Pictures of the yak sent by Snapchat, of course.
I'm imagining snickering goats on the other end, uploading yak photos from a stock image website. =)
Crypto currency with escrow, receipt of goods validated by a robot camera sending a picture to an anonymous network of validators who say "yep that's the scarf they ordered, trigger the payment"
That system still appears to include intermediaries. They're just stuck in a Rube Goldberg machine rather than dealing directly with the two parties.
Good point. I don't think there's a solution.
What's wrong with intermediaries?
The commenter above implicitly rejected intermediaries.
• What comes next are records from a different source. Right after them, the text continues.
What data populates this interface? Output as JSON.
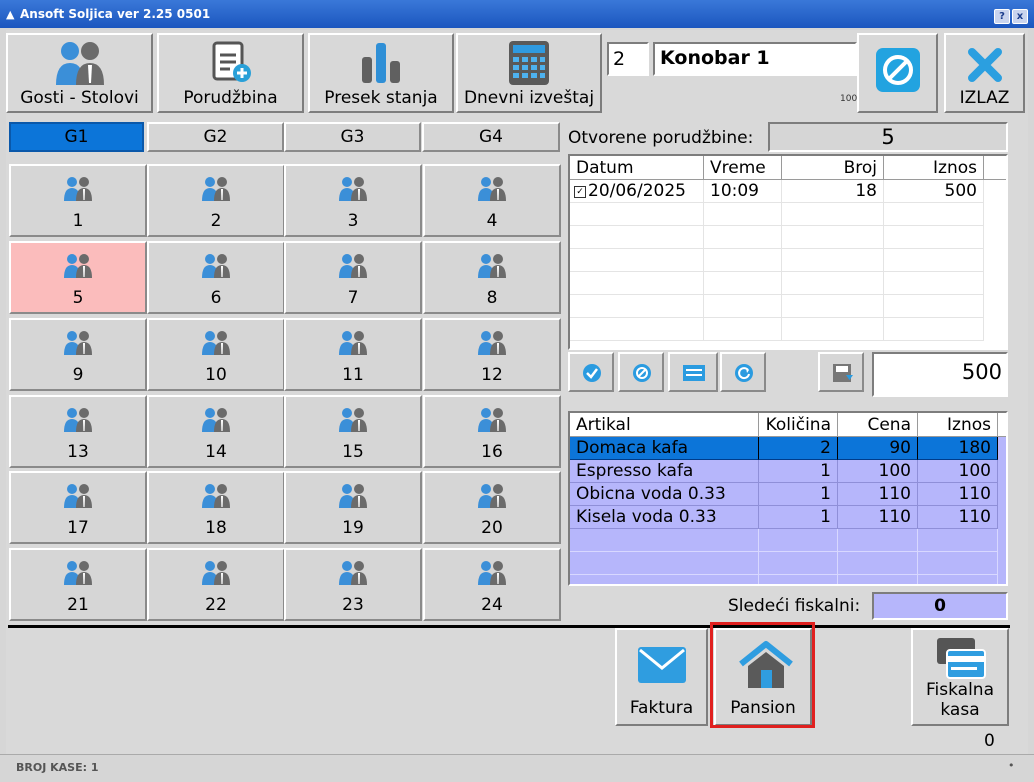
{
  "window": {
    "title": "Ansoft Soljica ver 2.25 0501",
    "help_btn": "?",
    "close_btn": "x"
  },
  "toolbar": {
    "buttons": [
      {
        "label": "Gosti - Stolovi",
        "icon": "people-icon"
      },
      {
        "label": "Porudžbina",
        "icon": "add-order-icon"
      },
      {
        "label": "Presek stanja",
        "icon": "bar-chart-icon"
      },
      {
        "label": "Dnevni izveštaj",
        "icon": "calculator-icon"
      }
    ],
    "waiter_id": "2",
    "waiter_name": "Konobar 1",
    "small_value": "100",
    "exit_label": "IZLAZ"
  },
  "tabs": [
    {
      "label": "G1",
      "active": true
    },
    {
      "label": "G2",
      "active": false
    },
    {
      "label": "G3",
      "active": false
    },
    {
      "label": "G4",
      "active": false
    }
  ],
  "tables": [
    {
      "num": "1",
      "busy": false
    },
    {
      "num": "2",
      "busy": false
    },
    {
      "num": "3",
      "busy": false
    },
    {
      "num": "4",
      "busy": false
    },
    {
      "num": "5",
      "busy": true
    },
    {
      "num": "6",
      "busy": false
    },
    {
      "num": "7",
      "busy": false
    },
    {
      "num": "8",
      "busy": false
    },
    {
      "num": "9",
      "busy": false
    },
    {
      "num": "10",
      "busy": false
    },
    {
      "num": "11",
      "busy": false
    },
    {
      "num": "12",
      "busy": false
    },
    {
      "num": "13",
      "busy": false
    },
    {
      "num": "14",
      "busy": false
    },
    {
      "num": "15",
      "busy": false
    },
    {
      "num": "16",
      "busy": false
    },
    {
      "num": "17",
      "busy": false
    },
    {
      "num": "18",
      "busy": false
    },
    {
      "num": "19",
      "busy": false
    },
    {
      "num": "20",
      "busy": false
    },
    {
      "num": "21",
      "busy": false
    },
    {
      "num": "22",
      "busy": false
    },
    {
      "num": "23",
      "busy": false
    },
    {
      "num": "24",
      "busy": false
    }
  ],
  "orders": {
    "label": "Otvorene porudžbine:",
    "count": "5",
    "columns": [
      "Datum",
      "Vreme",
      "Broj",
      "Iznos"
    ],
    "rows": [
      {
        "datum": "20/06/2025",
        "vreme": "10:09",
        "broj": "18",
        "iznos": "500",
        "checked": true
      }
    ],
    "total": "500"
  },
  "items": {
    "columns": [
      "Artikal",
      "Količina",
      "Cena",
      "Iznos"
    ],
    "rows": [
      {
        "artikal": "Domaca kafa",
        "kolicina": "2",
        "cena": "90",
        "iznos": "180",
        "selected": true
      },
      {
        "artikal": "Espresso kafa",
        "kolicina": "1",
        "cena": "100",
        "iznos": "100",
        "selected": false
      },
      {
        "artikal": "Obicna voda 0.33",
        "kolicina": "1",
        "cena": "110",
        "iznos": "110",
        "selected": false
      },
      {
        "artikal": "Kisela voda 0.33",
        "kolicina": "1",
        "cena": "110",
        "iznos": "110",
        "selected": false
      }
    ]
  },
  "fiscal": {
    "label": "Sledeći fiskalni:",
    "value": "0"
  },
  "bottom": {
    "faktura": "Faktura",
    "pansion": "Pansion",
    "fiskalna_line1": "Fiskalna",
    "fiskalna_line2": "kasa",
    "counter": "0"
  },
  "status": {
    "text": "BROJ KASE: 1",
    "dot": "•"
  },
  "colors": {
    "accent": "#0c75d9",
    "busy": "#fbbcbc",
    "row_bg": "#b6b6fb",
    "highlight_border": "#e0201f"
  }
}
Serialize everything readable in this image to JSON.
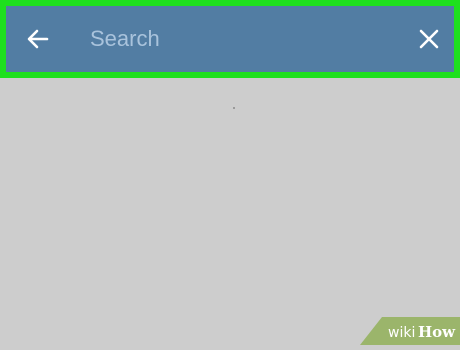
{
  "colors": {
    "highlight": "#1ee01e",
    "toolbar": "#527da3",
    "background": "#cdcdcd",
    "icon": "#ffffff",
    "placeholder": "#a9c3dc"
  },
  "toolbar": {
    "back_icon": "arrow-left-icon",
    "search": {
      "placeholder": "Search",
      "value": ""
    },
    "close_icon": "close-icon"
  },
  "watermark": {
    "text_wiki": "wiki",
    "text_how": "How"
  }
}
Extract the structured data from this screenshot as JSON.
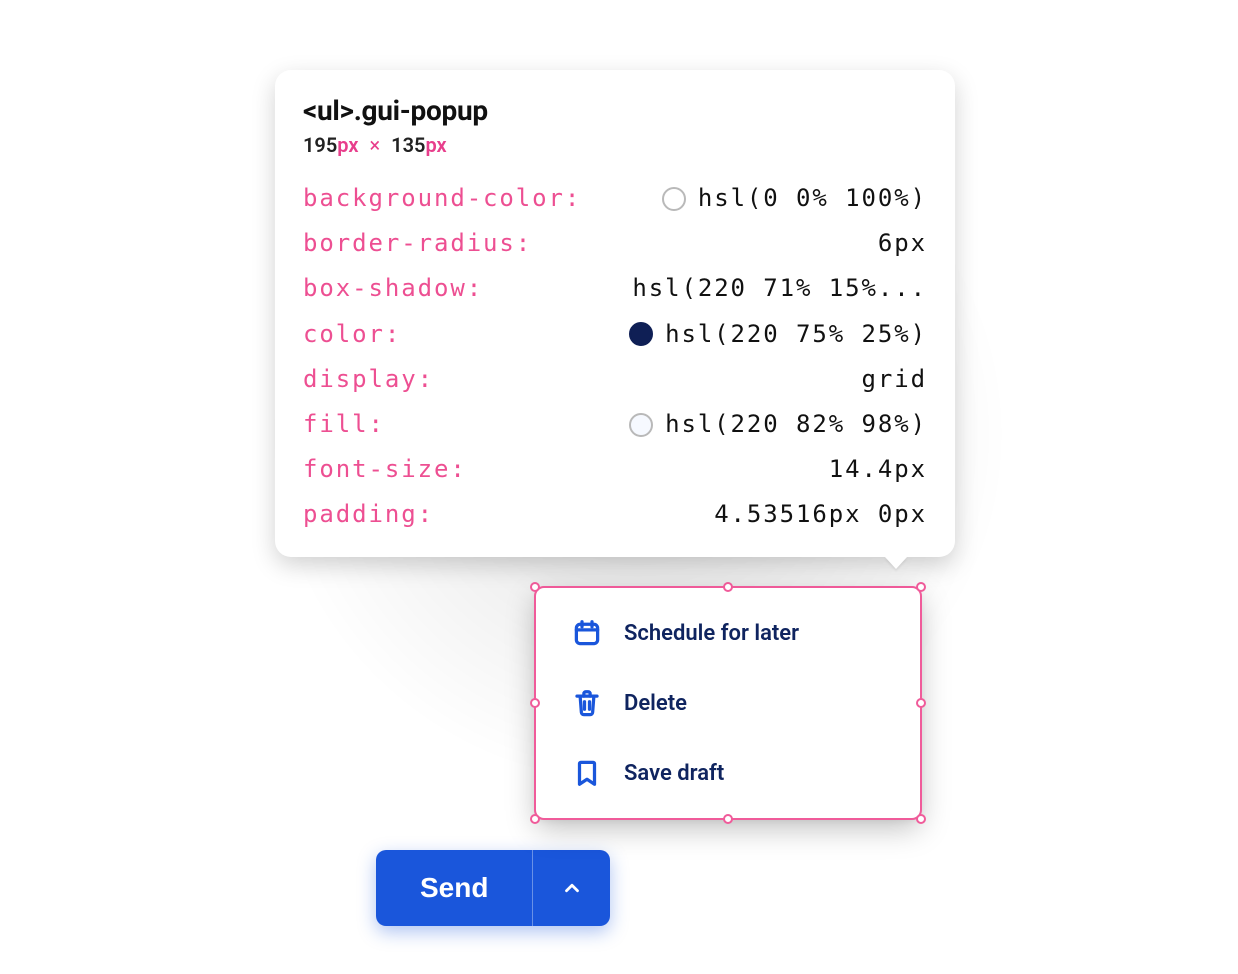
{
  "tooltip": {
    "selector_tag": "<ul>",
    "selector_class": ".gui-popup",
    "width_num": "195",
    "height_num": "135",
    "px_suffix": "px",
    "times": "×",
    "rows": [
      {
        "key": "background-color:",
        "val": "hsl(0 0% 100%)",
        "swatch": "white"
      },
      {
        "key": "border-radius:",
        "val": "6px",
        "swatch": null
      },
      {
        "key": "box-shadow:",
        "val": "hsl(220 71% 15%...",
        "swatch": null
      },
      {
        "key": "color:",
        "val": "hsl(220 75% 25%)",
        "swatch": "dark"
      },
      {
        "key": "display:",
        "val": "grid",
        "swatch": null
      },
      {
        "key": "fill:",
        "val": "hsl(220 82% 98%)",
        "swatch": "light"
      },
      {
        "key": "font-size:",
        "val": "14.4px",
        "swatch": null
      },
      {
        "key": "padding:",
        "val": "4.53516px 0px",
        "swatch": null
      }
    ]
  },
  "popup": {
    "items": [
      {
        "label": "Schedule for later",
        "icon": "calendar-icon"
      },
      {
        "label": "Delete",
        "icon": "trash-icon"
      },
      {
        "label": "Save draft",
        "icon": "bookmark-icon"
      }
    ]
  },
  "send": {
    "label": "Send"
  }
}
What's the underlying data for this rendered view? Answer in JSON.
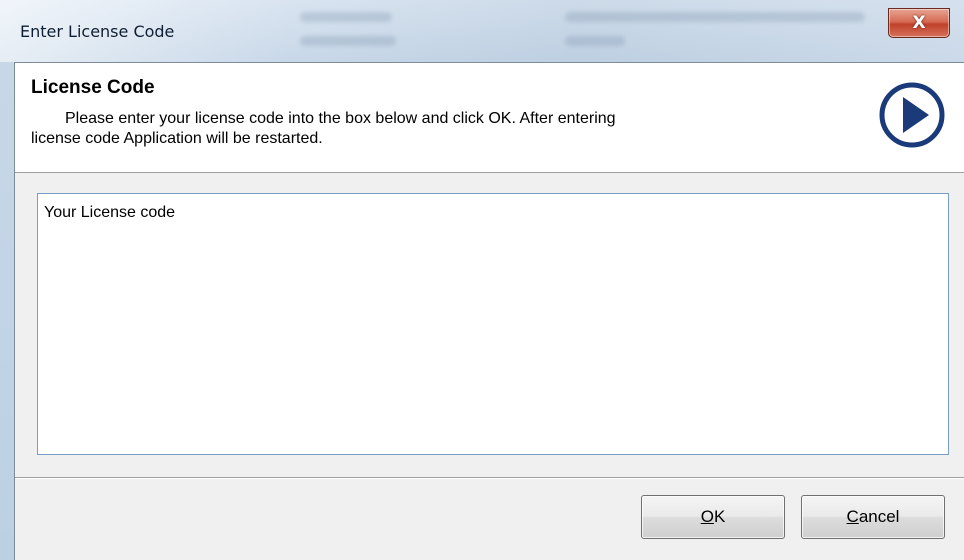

To me it is clear that my browser is a trusted intermediary, and part of my trust in them extends to letting them decide whether to trust IdenTrust. And part of my browser's trust in IdenTrust extends to letting them decide whether to trust Let's Encrypt.

In the yak-herding analogy, Let's Encrypt is a new charity in Ecuador that provides market services for scarf knitters. IdenTrust is a large regional trader in South America. My browser is the local yak-scarf store down the street. It seems totally obvious to me that, in this case, of course I'd hear about IdenScarf making deals with Let's Shave Yaks on the news. But the parent commenter is unhappy about the local yak store not being directly involved, and thinks it's some form of failure of the global yak-scarf supply chain that an individual consumer isn't part of that conversation.